I hardly need to mention that thanks to the culture of instant gratification humanity has degenerated in its ability to communicate individual wants and needs. I'd dare say this is responsible in part for the boom in the psychology industry and the explosion of self help books in every book and grocery store; both have become an authority on the people. Specifically, in 1995, a book called The Five Languages of Love was published and has remained on the New York best sellers list since 2009. My sisters-in-law (and probably all their friends) have been raving about this book for years so I'm certain it will offer others guidance in how to strengthen the communication and love in their marriages as well.
Giving and receiving love can be summed up in five different ways. As an aside, there are the five languages of love from 1995 and there are the five languages of love from 2015. Why? Because, the last twenty years has ushered in more complicated relationships, not to mention louder women, bigger buildings and lots more pollution. Unfortunately, although emotional intelligence is gaining momentum so is the repugnance of the media. As a result, illicit relationships, violence and the use of illegal substances has become more the norm than ever and humanity's moral status is looking bleak.
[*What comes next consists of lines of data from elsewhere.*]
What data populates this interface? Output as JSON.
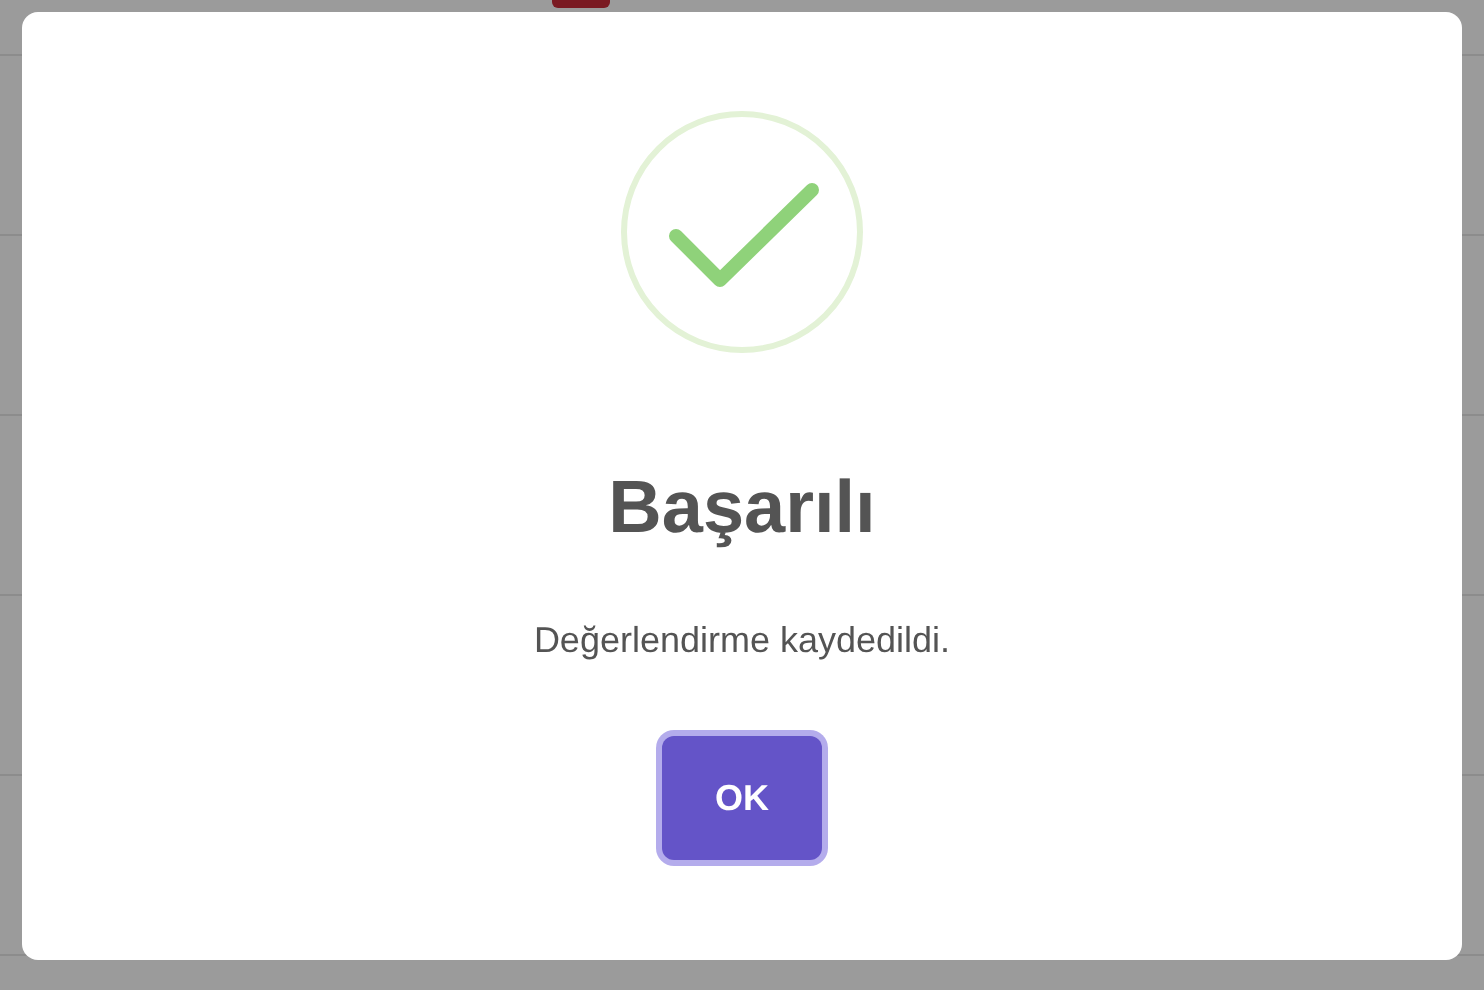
{
  "dialog": {
    "kind": "success",
    "title": "Başarılı",
    "message": "Değerlendirme kaydedildi.",
    "buttons": [
      {
        "label": "OK",
        "focused": true
      }
    ]
  }
}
Nevertheless, we love, we hope and yes, we continue to lead functioning lives, or at the very least, we try.
Gary Chapman, the book's author, describes peoples' desires for love as a love tank, which their family and friends need to fill from time to time, much like getting a filler up at the gas station. There are (1) Words of affirmation (2) Quality time (3) Receiving gifts (4) Acts of service and (5) The physical touch. If you'd like to find out what your primary and secondary love languages are, take the following test. While this isn't the formula for solving marital and relationship issues, it is a stepping stone toward quality communication. Don't be the Homer Simpson who buys his Marge a custom made bowling ball with his finger size and name engraved on it.